Bolinas | Straight out from the ramp |
9:00 am to 10:30 am | 3’ left curls, sets to 4’ |
Low tide, just turned at 8:00am (1.1 ft) | Wind |
Warm, clear and sunny | Fun session |
This morning I gathered two water samples from Bay Front Park in Mill Valley for the first time. The Southern Marin Sewage Agency had two recent sewage spills: January 25th of 2.45 million gallons and January 31st of 2.7 million gallons. That’s more than 5 million gallons of partially treated sewage dumped into Richardson Bay. Both spills are the result of capacity problems due to the runoff from rainstorms and operator inattentiveness in activating auxiliary pumps. You can imagine the political “stuff hitting the fan” from the ecology sensitive Marin populace. Bay Front Park sits on the edge of Richardson Bay in front of the treatment plant that had the problem. Surfrider Foundation of Marin of which I am the Secretary/Treasurer has a water-testing program in partnership with the Branson School. The program tests water at the popular surf locations for sewage related contamination such as e-coli and enterococcus. We quickly expanded the program to include Richardson Bay near this problematic sewage plant. This morning I took our first bay water samples to Branson for testing.

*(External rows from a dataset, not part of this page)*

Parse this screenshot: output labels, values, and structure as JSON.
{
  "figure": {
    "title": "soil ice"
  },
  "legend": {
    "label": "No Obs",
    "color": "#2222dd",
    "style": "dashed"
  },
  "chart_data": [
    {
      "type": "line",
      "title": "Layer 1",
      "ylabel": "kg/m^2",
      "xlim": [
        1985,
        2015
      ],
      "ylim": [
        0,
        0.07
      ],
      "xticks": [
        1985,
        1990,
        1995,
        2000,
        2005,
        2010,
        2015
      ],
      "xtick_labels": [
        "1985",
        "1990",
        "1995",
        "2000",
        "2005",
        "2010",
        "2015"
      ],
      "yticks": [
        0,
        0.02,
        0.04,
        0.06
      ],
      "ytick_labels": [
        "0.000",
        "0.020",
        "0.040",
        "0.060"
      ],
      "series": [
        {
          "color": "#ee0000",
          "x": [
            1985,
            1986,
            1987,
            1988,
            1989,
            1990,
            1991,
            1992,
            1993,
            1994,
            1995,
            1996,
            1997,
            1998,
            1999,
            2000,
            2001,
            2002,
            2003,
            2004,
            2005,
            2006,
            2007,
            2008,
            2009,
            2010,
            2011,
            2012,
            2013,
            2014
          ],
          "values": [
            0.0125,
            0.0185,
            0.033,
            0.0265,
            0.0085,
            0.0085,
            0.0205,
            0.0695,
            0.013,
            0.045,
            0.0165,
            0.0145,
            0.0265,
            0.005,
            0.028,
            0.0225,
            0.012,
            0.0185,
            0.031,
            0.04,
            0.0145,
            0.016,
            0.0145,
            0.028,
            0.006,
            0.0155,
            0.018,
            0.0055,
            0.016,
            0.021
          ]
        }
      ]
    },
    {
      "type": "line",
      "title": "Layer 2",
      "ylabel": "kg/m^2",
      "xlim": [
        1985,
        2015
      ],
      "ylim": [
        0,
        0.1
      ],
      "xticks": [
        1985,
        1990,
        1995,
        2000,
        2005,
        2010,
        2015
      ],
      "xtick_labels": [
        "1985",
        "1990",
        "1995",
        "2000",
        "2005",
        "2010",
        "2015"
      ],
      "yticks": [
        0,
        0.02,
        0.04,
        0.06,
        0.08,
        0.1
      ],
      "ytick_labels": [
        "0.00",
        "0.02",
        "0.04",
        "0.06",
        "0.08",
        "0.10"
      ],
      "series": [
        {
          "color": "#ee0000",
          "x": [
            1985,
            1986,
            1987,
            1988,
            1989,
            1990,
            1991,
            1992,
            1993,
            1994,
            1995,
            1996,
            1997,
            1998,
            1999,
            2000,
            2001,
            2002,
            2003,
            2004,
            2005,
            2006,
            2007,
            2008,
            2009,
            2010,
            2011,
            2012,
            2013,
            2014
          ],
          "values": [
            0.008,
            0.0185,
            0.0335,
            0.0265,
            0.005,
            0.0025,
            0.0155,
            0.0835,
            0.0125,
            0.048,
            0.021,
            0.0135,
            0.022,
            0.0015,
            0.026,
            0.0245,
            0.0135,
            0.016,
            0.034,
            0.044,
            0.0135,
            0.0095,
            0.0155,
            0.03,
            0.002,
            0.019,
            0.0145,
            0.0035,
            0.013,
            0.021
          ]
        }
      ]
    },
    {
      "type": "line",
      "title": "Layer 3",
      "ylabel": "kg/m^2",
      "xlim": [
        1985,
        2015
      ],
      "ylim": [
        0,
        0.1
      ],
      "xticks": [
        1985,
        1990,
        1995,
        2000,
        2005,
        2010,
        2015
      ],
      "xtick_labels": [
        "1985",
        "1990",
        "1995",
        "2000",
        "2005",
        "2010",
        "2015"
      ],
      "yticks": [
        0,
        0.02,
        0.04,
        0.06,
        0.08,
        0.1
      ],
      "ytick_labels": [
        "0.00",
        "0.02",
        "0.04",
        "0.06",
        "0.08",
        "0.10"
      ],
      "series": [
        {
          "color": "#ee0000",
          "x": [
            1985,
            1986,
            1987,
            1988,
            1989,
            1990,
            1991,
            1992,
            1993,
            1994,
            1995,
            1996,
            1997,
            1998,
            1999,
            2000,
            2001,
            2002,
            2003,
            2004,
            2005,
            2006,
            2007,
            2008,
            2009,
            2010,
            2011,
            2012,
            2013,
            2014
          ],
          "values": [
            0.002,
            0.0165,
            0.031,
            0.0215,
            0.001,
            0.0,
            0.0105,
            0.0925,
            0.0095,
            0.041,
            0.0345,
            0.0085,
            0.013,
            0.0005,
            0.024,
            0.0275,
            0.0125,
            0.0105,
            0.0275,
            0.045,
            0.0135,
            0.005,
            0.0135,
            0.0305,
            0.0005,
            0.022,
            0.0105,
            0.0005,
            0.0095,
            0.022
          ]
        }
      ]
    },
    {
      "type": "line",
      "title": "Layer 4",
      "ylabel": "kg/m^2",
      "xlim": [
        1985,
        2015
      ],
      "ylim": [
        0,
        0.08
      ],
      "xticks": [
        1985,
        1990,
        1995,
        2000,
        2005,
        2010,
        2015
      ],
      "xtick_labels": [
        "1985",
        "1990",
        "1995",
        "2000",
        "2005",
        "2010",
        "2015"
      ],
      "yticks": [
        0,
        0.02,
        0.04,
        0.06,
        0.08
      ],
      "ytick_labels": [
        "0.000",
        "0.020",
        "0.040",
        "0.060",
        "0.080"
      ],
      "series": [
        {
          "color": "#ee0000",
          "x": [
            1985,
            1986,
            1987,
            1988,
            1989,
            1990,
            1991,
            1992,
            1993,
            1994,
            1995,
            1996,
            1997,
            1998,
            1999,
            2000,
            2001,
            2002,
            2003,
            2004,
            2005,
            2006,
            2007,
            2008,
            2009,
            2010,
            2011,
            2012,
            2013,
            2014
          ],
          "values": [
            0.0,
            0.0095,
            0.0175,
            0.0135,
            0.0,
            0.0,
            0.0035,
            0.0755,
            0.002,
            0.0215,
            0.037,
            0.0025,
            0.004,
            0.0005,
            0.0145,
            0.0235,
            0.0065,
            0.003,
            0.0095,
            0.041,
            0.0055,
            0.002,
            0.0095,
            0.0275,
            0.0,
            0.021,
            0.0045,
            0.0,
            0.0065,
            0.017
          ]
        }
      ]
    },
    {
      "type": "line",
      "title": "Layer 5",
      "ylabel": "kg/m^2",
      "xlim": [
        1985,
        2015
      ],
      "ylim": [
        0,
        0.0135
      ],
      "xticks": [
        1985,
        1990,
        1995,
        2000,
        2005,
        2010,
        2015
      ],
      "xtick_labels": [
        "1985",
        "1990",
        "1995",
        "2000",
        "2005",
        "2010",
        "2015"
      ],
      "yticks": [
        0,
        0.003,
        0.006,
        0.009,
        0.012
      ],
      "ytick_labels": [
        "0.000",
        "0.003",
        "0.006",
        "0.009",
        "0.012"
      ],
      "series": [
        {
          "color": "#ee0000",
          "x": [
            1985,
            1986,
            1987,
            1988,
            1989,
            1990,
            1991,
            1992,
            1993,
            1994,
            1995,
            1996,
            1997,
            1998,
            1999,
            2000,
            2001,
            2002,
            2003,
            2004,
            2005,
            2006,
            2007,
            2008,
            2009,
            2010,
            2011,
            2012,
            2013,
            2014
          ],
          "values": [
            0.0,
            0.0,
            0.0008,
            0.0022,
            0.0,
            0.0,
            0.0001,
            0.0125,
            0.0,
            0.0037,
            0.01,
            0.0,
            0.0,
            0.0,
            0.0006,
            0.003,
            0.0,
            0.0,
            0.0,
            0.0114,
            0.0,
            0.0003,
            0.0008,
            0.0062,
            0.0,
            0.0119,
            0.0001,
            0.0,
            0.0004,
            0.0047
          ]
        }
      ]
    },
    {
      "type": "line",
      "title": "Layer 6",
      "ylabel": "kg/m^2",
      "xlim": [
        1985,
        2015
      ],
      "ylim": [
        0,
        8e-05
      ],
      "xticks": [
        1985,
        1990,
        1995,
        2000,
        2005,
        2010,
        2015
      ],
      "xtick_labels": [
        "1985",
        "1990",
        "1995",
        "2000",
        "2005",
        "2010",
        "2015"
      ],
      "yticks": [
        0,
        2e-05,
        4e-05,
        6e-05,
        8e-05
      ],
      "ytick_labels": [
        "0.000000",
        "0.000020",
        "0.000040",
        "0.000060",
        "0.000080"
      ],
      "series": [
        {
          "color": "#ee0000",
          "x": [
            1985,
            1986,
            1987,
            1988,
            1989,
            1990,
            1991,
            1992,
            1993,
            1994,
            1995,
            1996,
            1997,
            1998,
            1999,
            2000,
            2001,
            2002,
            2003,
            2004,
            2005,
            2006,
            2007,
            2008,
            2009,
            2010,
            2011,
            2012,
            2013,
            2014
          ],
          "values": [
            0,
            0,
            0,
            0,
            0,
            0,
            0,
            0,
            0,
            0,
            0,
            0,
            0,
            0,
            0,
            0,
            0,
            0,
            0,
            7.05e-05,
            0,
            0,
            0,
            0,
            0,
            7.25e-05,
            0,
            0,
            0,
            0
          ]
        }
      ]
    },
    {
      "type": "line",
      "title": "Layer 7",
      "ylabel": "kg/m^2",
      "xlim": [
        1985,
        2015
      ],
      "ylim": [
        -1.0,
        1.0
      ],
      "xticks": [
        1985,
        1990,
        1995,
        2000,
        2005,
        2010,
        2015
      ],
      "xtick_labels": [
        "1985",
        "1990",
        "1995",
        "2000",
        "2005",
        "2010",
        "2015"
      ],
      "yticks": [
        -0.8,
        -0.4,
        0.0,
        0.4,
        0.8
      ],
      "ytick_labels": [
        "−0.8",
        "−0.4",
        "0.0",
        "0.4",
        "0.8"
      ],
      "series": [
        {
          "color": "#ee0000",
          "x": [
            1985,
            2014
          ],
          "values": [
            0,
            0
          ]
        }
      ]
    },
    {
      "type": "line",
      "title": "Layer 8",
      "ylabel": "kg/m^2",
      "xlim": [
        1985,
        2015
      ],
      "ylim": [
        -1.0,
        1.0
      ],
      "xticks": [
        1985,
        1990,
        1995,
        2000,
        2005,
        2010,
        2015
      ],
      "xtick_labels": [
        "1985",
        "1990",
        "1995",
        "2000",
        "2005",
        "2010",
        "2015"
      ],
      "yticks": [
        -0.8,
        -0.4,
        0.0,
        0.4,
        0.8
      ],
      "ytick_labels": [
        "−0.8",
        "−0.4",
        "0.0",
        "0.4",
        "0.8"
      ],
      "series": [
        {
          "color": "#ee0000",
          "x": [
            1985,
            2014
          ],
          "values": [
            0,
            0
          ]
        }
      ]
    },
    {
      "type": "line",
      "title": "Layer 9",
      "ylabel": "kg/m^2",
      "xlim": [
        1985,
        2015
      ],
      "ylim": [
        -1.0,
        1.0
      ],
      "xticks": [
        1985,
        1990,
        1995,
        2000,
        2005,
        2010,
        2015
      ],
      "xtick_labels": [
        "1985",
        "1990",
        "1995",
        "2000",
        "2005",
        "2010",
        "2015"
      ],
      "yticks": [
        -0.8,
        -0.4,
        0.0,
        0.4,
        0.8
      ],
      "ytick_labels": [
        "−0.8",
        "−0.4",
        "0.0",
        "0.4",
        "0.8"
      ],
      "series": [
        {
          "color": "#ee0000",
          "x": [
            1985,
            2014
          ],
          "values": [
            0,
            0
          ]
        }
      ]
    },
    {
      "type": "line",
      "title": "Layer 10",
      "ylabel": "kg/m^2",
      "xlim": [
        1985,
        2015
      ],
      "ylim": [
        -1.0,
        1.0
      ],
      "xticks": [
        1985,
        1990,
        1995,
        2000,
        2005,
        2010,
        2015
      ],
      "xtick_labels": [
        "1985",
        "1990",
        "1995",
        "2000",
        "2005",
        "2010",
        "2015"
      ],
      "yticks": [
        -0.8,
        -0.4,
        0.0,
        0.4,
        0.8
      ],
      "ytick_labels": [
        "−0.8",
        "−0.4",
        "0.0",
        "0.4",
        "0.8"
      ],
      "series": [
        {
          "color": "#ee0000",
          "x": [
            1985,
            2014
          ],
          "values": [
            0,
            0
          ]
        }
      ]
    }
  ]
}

Next I stopped at Stinson to gather another water sample and to check the surf. There was a swell but the tide was too low, thus onto Bolinas. When I arrived, Mary and Marty were there chatting with surfboards still in their vehicles. They had been there for a half an hour waiting for the tide to turn. Professor Steve came up the ramp from his morning exercise. He thanked me for the photo I had given him last week. He said he had it on his desk. Robert the Larkspur carpenter arrived. We all watched the waves for awhile and concluded that with the tide change wave conditions were improving, so decided to go out front of the ramp.
What a good move. Straight out from the ramp was a peak that was breaking in both directions with the lefts being faster and longer than the rights. As the tide came in the waves got better. They were a fairly consistent three feet with sets at four feet. The waves were a combination of a wind swell on top of strong ground swell. The wind portion would peak, crest and break by sliding from the top while the ground swell formed into steep breaking wave with some force. The trick to riding them was to catch the wind portion as it was first sliding down the swell and then drop into the stronger ground swell portion of the wave. It took all of us awhile to get the hang of catching these waves. But after a half-hour we all were catching several waves. I managed to catch five great high in the curl long fast breaking lefts.
Marty, Mary and I sat out there and admired the beauty that surrounded us. It was warm, sunny, and clear and the waves were fun. It was a great day.
2 comments:
I am really enjoying reliving these days.. Thanks for keeping such a great record (for all of your surf buddies too!) Good reference also for when similar conditions reappear... Maybe it will become our own Bolinas/Stinson prediction site..
Woohoo! You are up to February already! My snarky comment for the day.